Janie’s discovery takes her the entirety of the novel to determine. Janie believes that she has found her “soul mate” when she finds Tea Cake. Their relationship is reciprocal such as the pear tree and the bee, and it finally makes Janie happy. Tea Cake is the only man she has met who wanted to play checkers with her as an equal and she respects this. Her previous two relationships made her feel as though anyone could take her place as Logan or Jody’s wife. Tea Cake on the other hand makes her feel special. “She couldn’t make him look just like any other man to her. He looked like the love thoughts of women. He could be a bee to a blossom-a pear tree blossom in the spring. He seemed to be crushing scent out of the world with his footsteps.

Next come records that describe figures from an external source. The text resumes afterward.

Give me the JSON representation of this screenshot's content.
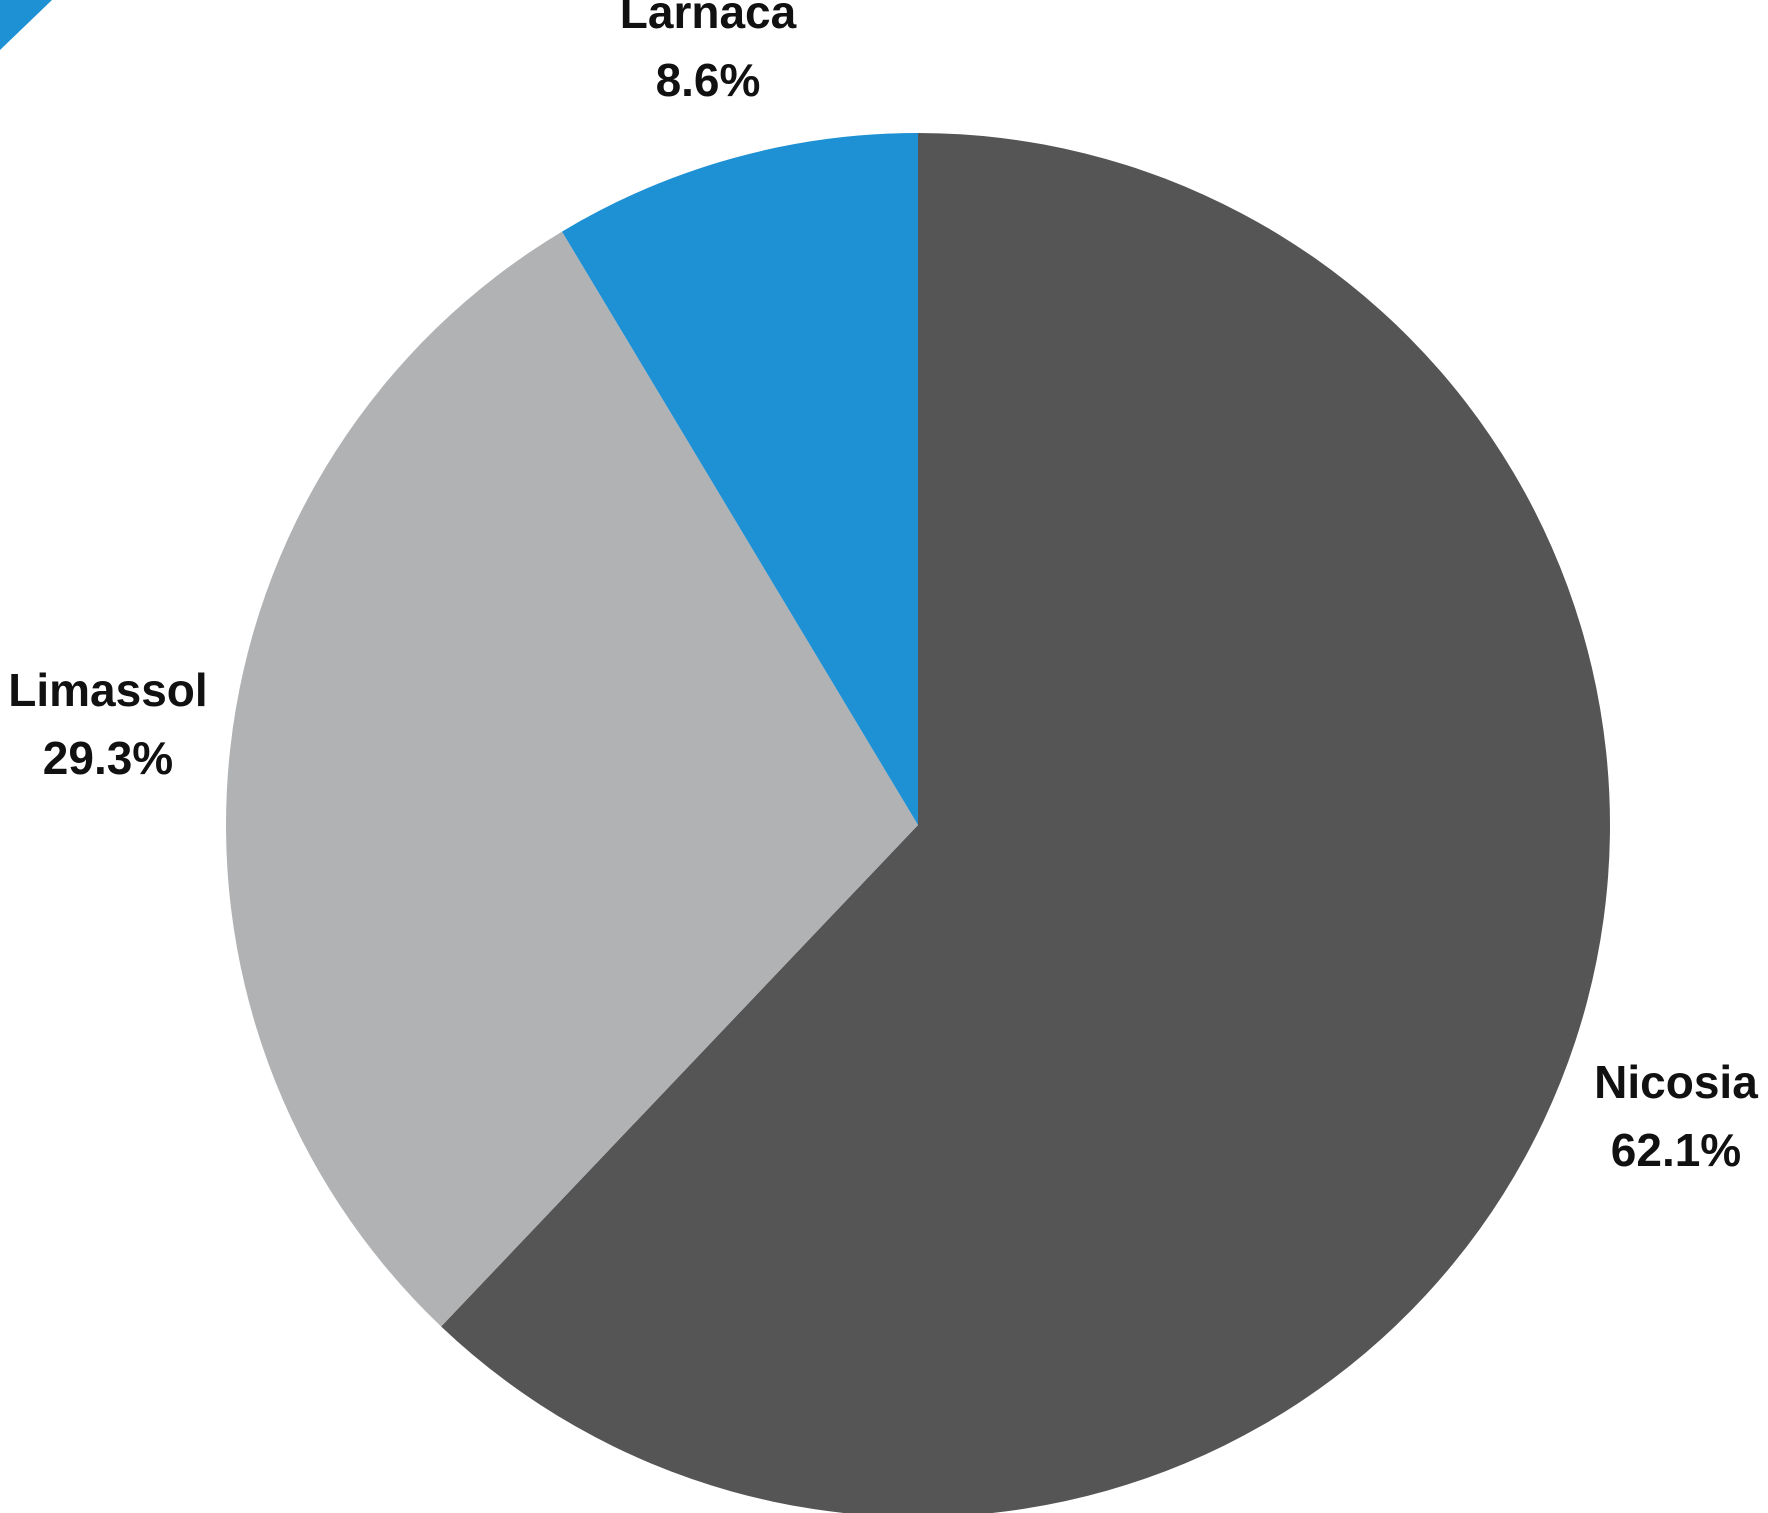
{
  "chart_data": {
    "type": "pie",
    "start": "12 o'clock",
    "direction": "clockwise",
    "slices": [
      {
        "label": "Nicosia",
        "value": 62.1,
        "value_label": "62.1%",
        "color": "#555555"
      },
      {
        "label": "Limassol",
        "value": 29.3,
        "value_label": "29.3%",
        "color": "#b1b2b4"
      },
      {
        "label": "Larnaca",
        "value": 8.6,
        "value_label": "8.6%",
        "color": "#1e90d4"
      }
    ],
    "corner_mark_color": "#1e90d4"
  }
}
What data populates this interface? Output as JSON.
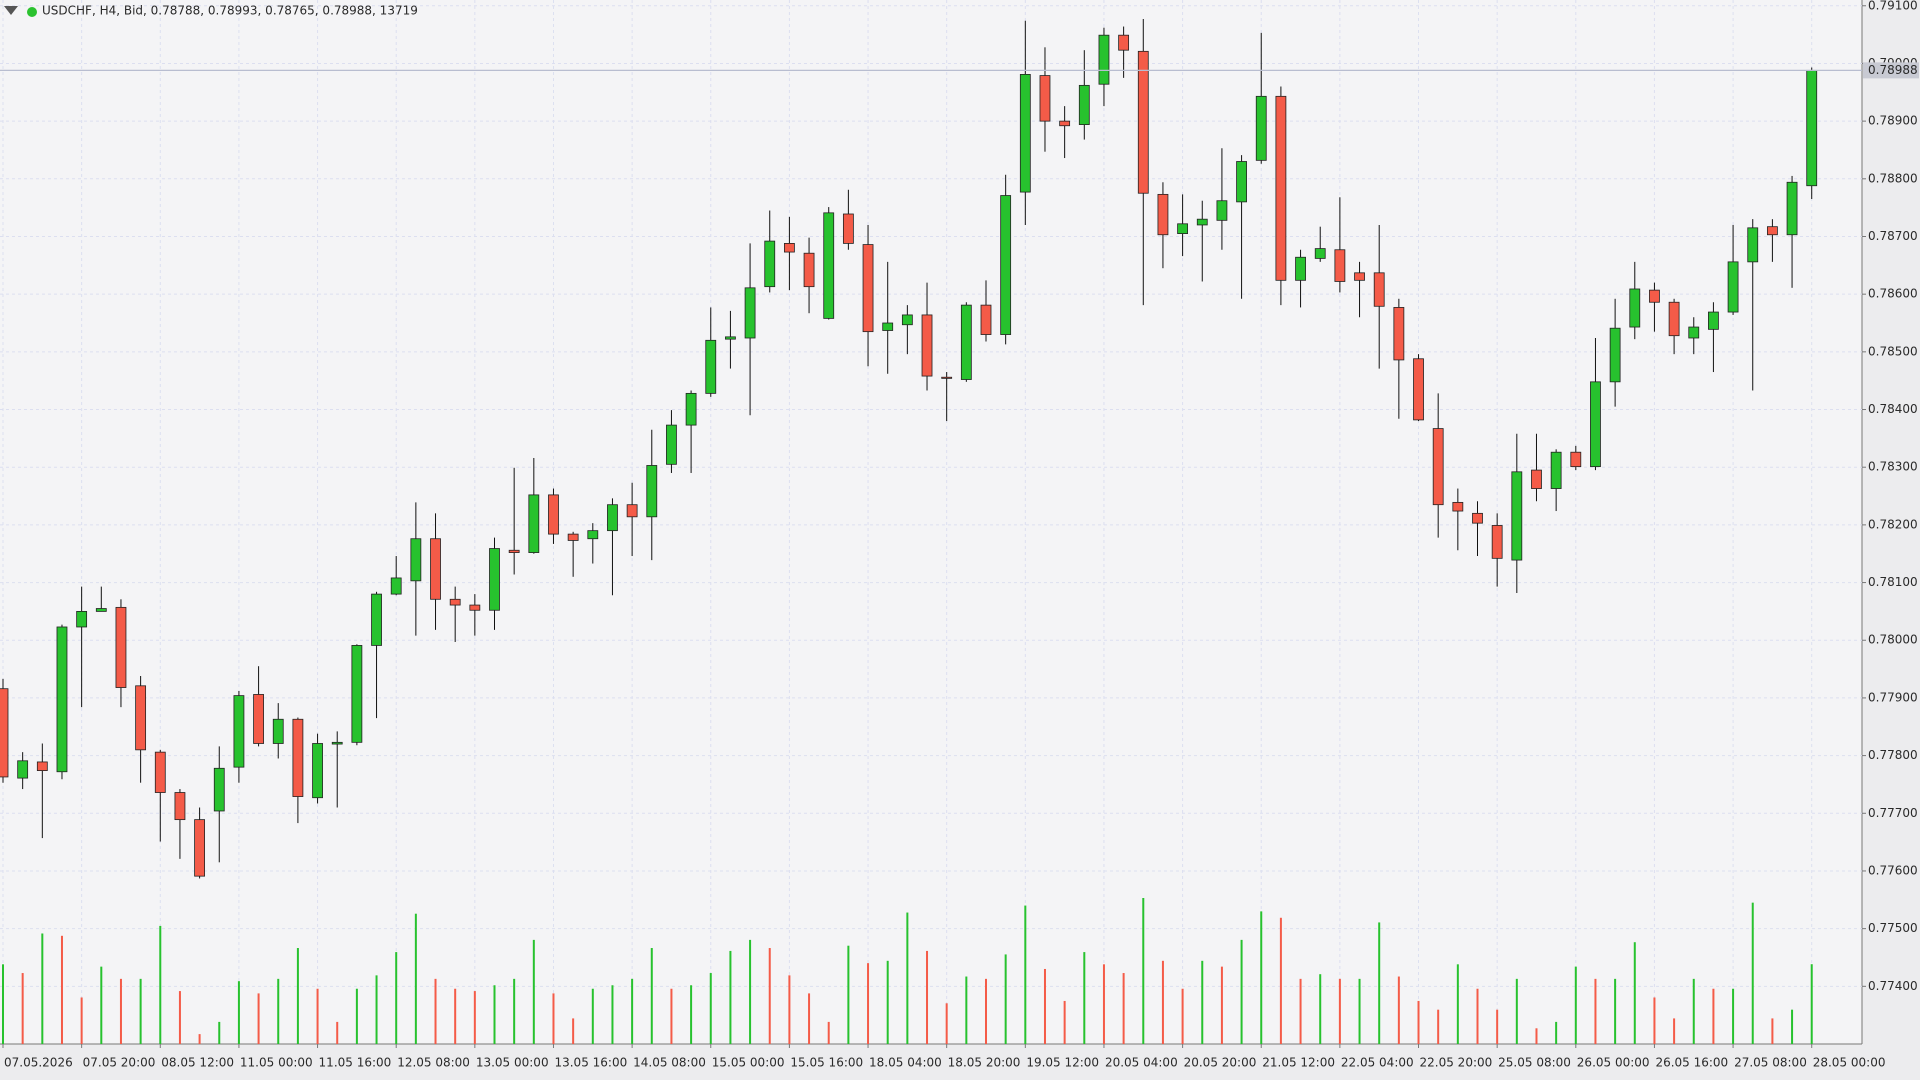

Crushing aromatic herbs were every step he took.” (Hurston 106) Janie returns back to the pear tree imagery because she again feels as though she has found true love. Janie has journeyed enough in her life to realize that Tea Cake is the man that will finally make her happy, and completely fill her ideals of the pear tree. Even when Janie feels another girl is flirting with Tea Cake he states, “Whut would Ah do wid dat lil chunk of a woman wid you around? She ain’t good for nothin’…You’se something tuh make uh man forgit tuh git old and forgit tuh die.” (Hurston 138) When Tea Cake dies, his legacy still remains with Janie, “He could never be dead until she herself had finished feeling and thinking.” (Hurston 193) Janie has to put up with the ridicule she receives when she returns to Eatonville, but her self discovery keeps her strong. She has come to the realization that she truly has achieved the unity with nature that she sought so long ago under the pear tree. When she, “pulled in her horizon…” (Hurston 193), it shows the harmony she has finally settled with herself and with nature.
Overall, Hurston uses Janie to show the difficult expedition one has to travel on to find agreement within themselves. Even though others may try to stand in the way, Janie achieves her self awakening through her commencement, journey, and discovery as seen through the pear tree imagery. Everyone should model Janie’s actualization and try to achieve it as so.